Typically, banks and businesses borrow money to fund their expenses. By increasing the interest rates, the government makes it more expensive for banks, as well as businesses, to borrow money to fund their expenses or activities because they would have to pay a higher interest rate in return for the funds borrowed.
For consumers, especially in developed economies like the United States of America and the United Kingdom, a higher interest rate means items typically purchased on credit, such as homes, cars, and furniture will be more expensive. Furthermore, the rates charged on credit cards will be higher so people ultimately stop shopping.
When businesses and consumers reduce their borrowing and investing, they spend less. This would eventually bring demand back down to a level parring with supply.
Essentially, an increase in interest rates reduces the level of demand and this, therefore, reduces prices. This sounds like a great plan or idea, right? However, there are consequences, one of which is a recession.

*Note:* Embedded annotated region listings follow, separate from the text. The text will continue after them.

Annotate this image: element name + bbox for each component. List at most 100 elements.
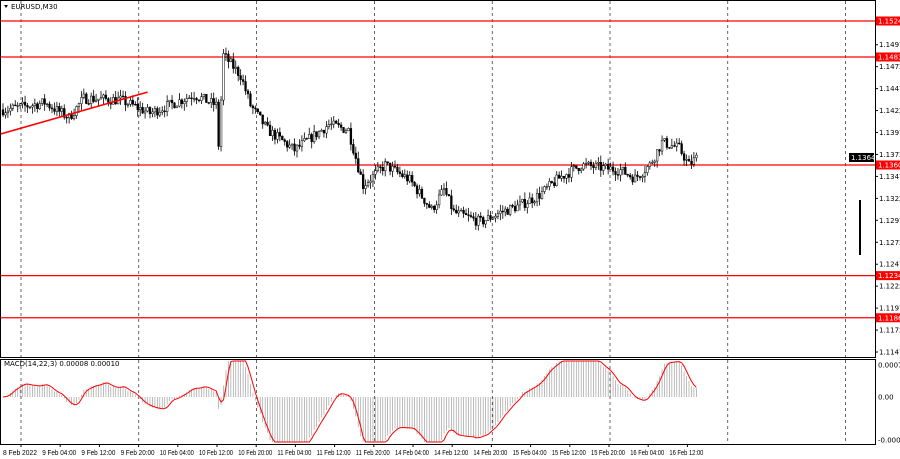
candle-body <box>16 105 19 107</box>
candle-body <box>72 115 76 120</box>
candle-body <box>65 116 68 119</box>
candle-body <box>315 131 318 138</box>
candle-body <box>339 124 343 128</box>
candle-body <box>210 98 213 103</box>
price-level-label: 1.1234 <box>878 272 900 280</box>
x-tick-label: 15 Feb 04:00 <box>513 450 547 457</box>
candle-body <box>31 105 34 108</box>
candle-body <box>254 107 257 110</box>
candle-body <box>14 104 17 107</box>
x-tick-label: 10 Feb 20:00 <box>238 450 272 457</box>
candle-body <box>374 170 377 175</box>
candle-body <box>308 134 311 139</box>
candle-body <box>85 93 88 104</box>
candle-body <box>509 205 512 215</box>
candle-body <box>26 105 29 108</box>
candle-body <box>317 131 321 138</box>
candle-body <box>173 102 176 109</box>
candle-body <box>9 108 12 112</box>
candle-body <box>131 100 134 105</box>
x-tick-label: 14 Feb 20:00 <box>473 450 507 457</box>
candle-body <box>665 138 669 148</box>
candle-body <box>342 127 345 133</box>
candle-body <box>526 203 529 208</box>
candle-body <box>638 176 642 178</box>
candle-body <box>124 96 127 106</box>
scale-marker <box>859 200 861 255</box>
candle-body <box>222 53 225 101</box>
candle-body <box>511 205 514 207</box>
candle-body <box>175 105 179 109</box>
candle-body <box>467 214 470 216</box>
candle-body <box>479 215 482 218</box>
candle-body <box>455 209 458 214</box>
candle-body <box>678 142 681 145</box>
candle-body <box>23 101 27 106</box>
candle-body <box>337 123 340 126</box>
candle-body <box>567 174 571 178</box>
main-chart-frame <box>0 0 876 358</box>
candle-body <box>695 154 698 159</box>
x-tick-label: 15 Feb 12:00 <box>552 450 586 457</box>
candle-body <box>457 210 460 214</box>
candle-body <box>469 215 473 217</box>
candle-body <box>531 197 534 204</box>
candle-body <box>202 93 206 97</box>
candle-body <box>77 103 81 107</box>
candle-body <box>381 166 384 172</box>
candle-body <box>195 98 198 101</box>
candle-body <box>82 93 85 98</box>
candle-body <box>611 166 615 172</box>
macd-title: MACD(14,22,3) 0.00008 0.00010 <box>4 360 120 368</box>
candle-body <box>99 97 103 100</box>
candle-body <box>48 103 51 109</box>
candle-body <box>313 131 316 143</box>
candle-body <box>540 191 544 199</box>
candle-body <box>545 186 549 188</box>
candle-body <box>239 75 242 80</box>
candle-body <box>386 161 389 164</box>
candle-body <box>472 216 475 219</box>
price-level-tag <box>876 313 900 323</box>
candle-body <box>151 111 154 115</box>
price-level-tag <box>876 160 900 170</box>
candle-body <box>396 166 399 173</box>
price-level-tag <box>876 52 900 62</box>
candle-body <box>641 176 644 178</box>
current-price-label: 1.1364 <box>851 154 876 162</box>
candle-body <box>183 101 186 104</box>
candle-body <box>486 215 490 221</box>
candle-body <box>188 97 191 99</box>
candle-body <box>452 208 455 211</box>
current-price-tag <box>849 152 874 162</box>
trendline <box>0 91 148 135</box>
symbol-title[interactable]: EURUSD,M30 <box>4 3 58 11</box>
candle-body <box>87 103 90 105</box>
candle-body <box>268 124 272 136</box>
candle-body <box>450 195 453 209</box>
candle-body <box>166 101 169 112</box>
candle-body <box>347 128 350 131</box>
candle-body <box>555 174 558 186</box>
dropdown-triangle-icon[interactable] <box>4 5 8 8</box>
candle-body <box>170 99 174 104</box>
candle-body <box>572 165 576 167</box>
x-tick-label: 10 Feb 04:00 <box>160 450 194 457</box>
candle-body <box>602 165 605 171</box>
y-tick-label: 1.1297 <box>879 217 900 225</box>
candle-body <box>435 204 438 210</box>
candle-body <box>219 99 223 147</box>
candle-body <box>33 103 37 106</box>
x-tick-label: 9 Feb 04:00 <box>42 450 76 457</box>
candle-body <box>582 163 585 170</box>
y-tick-label: 1.1322 <box>879 195 900 203</box>
candle-body <box>19 103 22 106</box>
candle-body <box>237 66 240 76</box>
candle-body <box>141 107 144 114</box>
y-tick-label: 1.1172 <box>879 327 900 335</box>
candle-body <box>325 126 328 134</box>
candle-body <box>366 182 370 186</box>
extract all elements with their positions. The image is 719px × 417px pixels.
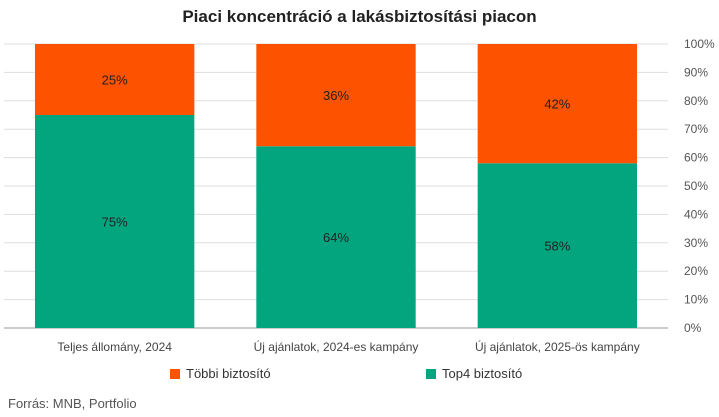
x-axis-categories: Teljes állomány, 2024 Új ajánlatok, 2024-… <box>57 339 639 354</box>
chart-title: Piaci koncentráció a lakásbiztosítási pi… <box>182 7 537 26</box>
data-label: 42% <box>544 97 570 112</box>
y-tick-label: 80% <box>684 94 708 108</box>
bar-segment <box>256 44 416 147</box>
data-label: 64% <box>323 230 349 245</box>
source-note: Forrás: MNB, Portfolio <box>8 396 137 411</box>
legend-label-tobbi: Többi biztosító <box>186 366 271 381</box>
bar-segment <box>256 146 416 328</box>
y-tick-label: 20% <box>684 264 708 278</box>
y-tick-label: 40% <box>684 207 708 221</box>
y-axis-ticks: 0% 10% 20% 30% 40% 50% 60% 70% 80% 90% 100% <box>684 37 715 335</box>
bar-segment <box>34 44 195 115</box>
x-category-label: Új ajánlatok, 2024-es kampány <box>254 339 419 354</box>
y-tick-label: 100% <box>684 37 715 51</box>
bar-segment <box>477 163 638 328</box>
data-label: 75% <box>102 215 128 230</box>
legend-label-top4: Top4 biztosító <box>442 366 523 381</box>
legend-swatch-tobbi <box>170 368 180 379</box>
x-category-label: Teljes állomány, 2024 <box>57 340 172 354</box>
y-tick-label: 50% <box>684 179 708 193</box>
data-labels: 75% 25% 64% 36% 58% 42% <box>102 73 571 254</box>
y-tick-label: 60% <box>684 151 708 165</box>
data-label: 25% <box>102 73 128 88</box>
legend-item-tobbi: Többi biztosító <box>170 366 271 381</box>
bar-segment <box>477 44 638 164</box>
legend: Többi biztosító Top4 biztosító <box>0 366 719 384</box>
y-tick-label: 10% <box>684 293 708 307</box>
bars <box>34 44 638 328</box>
y-tick-label: 30% <box>684 236 708 250</box>
bar-segment <box>34 115 195 328</box>
data-label: 36% <box>323 88 349 103</box>
y-tick-label: 90% <box>684 65 708 79</box>
data-label: 58% <box>544 239 570 254</box>
legend-item-top4: Top4 biztosító <box>426 366 522 381</box>
x-category-label: Új ajánlatok, 2025-ös kampány <box>475 339 640 354</box>
y-tick-label: 0% <box>684 321 702 335</box>
legend-swatch-top4 <box>426 368 436 379</box>
y-tick-label: 70% <box>684 122 708 136</box>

In the long run, in response to consumers buying fewer goods and services, businesses may reduce their production of goods and services. For example, there is a bakery around the corner from my house that used to produce bread till 8.30 pm. But it suddenly changed and by, say 4 pm, they would have sold out because they are reducing the quantity of bread they are producing. And when companies reduce production, they cut back on the cost of production and labour. This will reduce inflation but would affect economic growth and increase the unemployment rate and poverty rate.
In simpler terms, when governments increase interest rates, it reduces demand for goods and services, which could result in companies hiring less or laying off their workers and potentially lead to a recession down the line.

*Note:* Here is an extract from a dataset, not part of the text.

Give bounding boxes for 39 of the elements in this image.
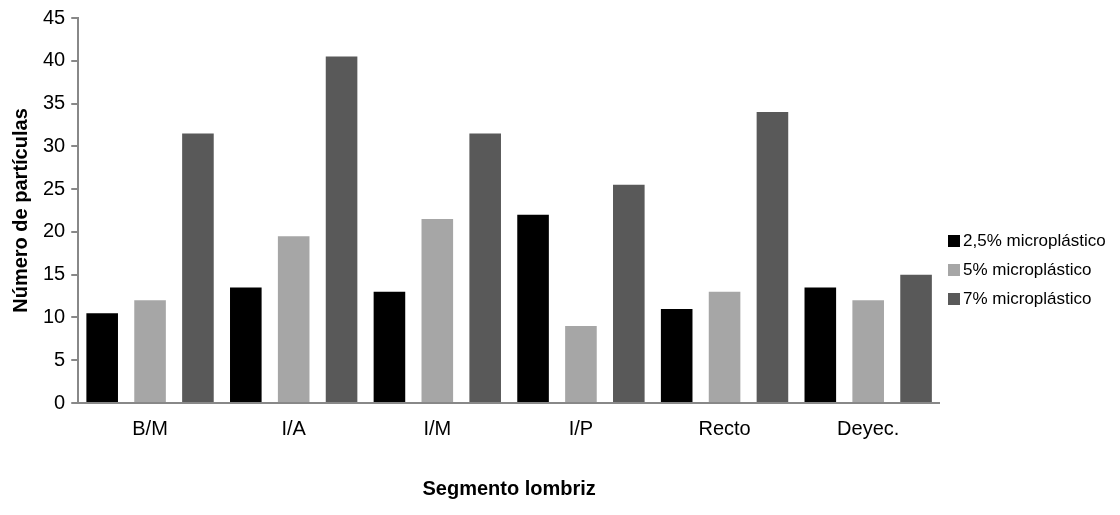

The tech industry grew during the lockdown of the pandemic because everyone went digital. So, they expanded and went on a hiring spree and made a lot of investments. However, the inflation in many countries affected people’s purchasing power and as a result, people stopped subscriptions and stopped buying many of their products and services after the lockdown. Hence, they decided to cut back on costs by imbibing hiring freezes and laying off staff. In the first four weeks of 2023, over 55,000 people were laid off.
The World Bank Predictions
The World Bank is predicting that global growth is expected to reduce sharply to 1.7 per cent in 2023. This is the third weakest pace of growth in nearly thirty years. The other two are the global recessions caused by the pandemic and the global financial crisis. They are predicting that the most affected would be emerging markets and developing economies like African countries and small tourist countries like Seychelles, Mauritius and others.
I predict that we are most likely going into something similar to depression globally. As mentioned, a recession is when global growth declines in two consecutive quarters but depression is much worse. It is when there is an economic downturn for several years. Depression creeps in on people when their ends are difficult to meet. I believe the world has entered into a seven-year cycle of economic challenges.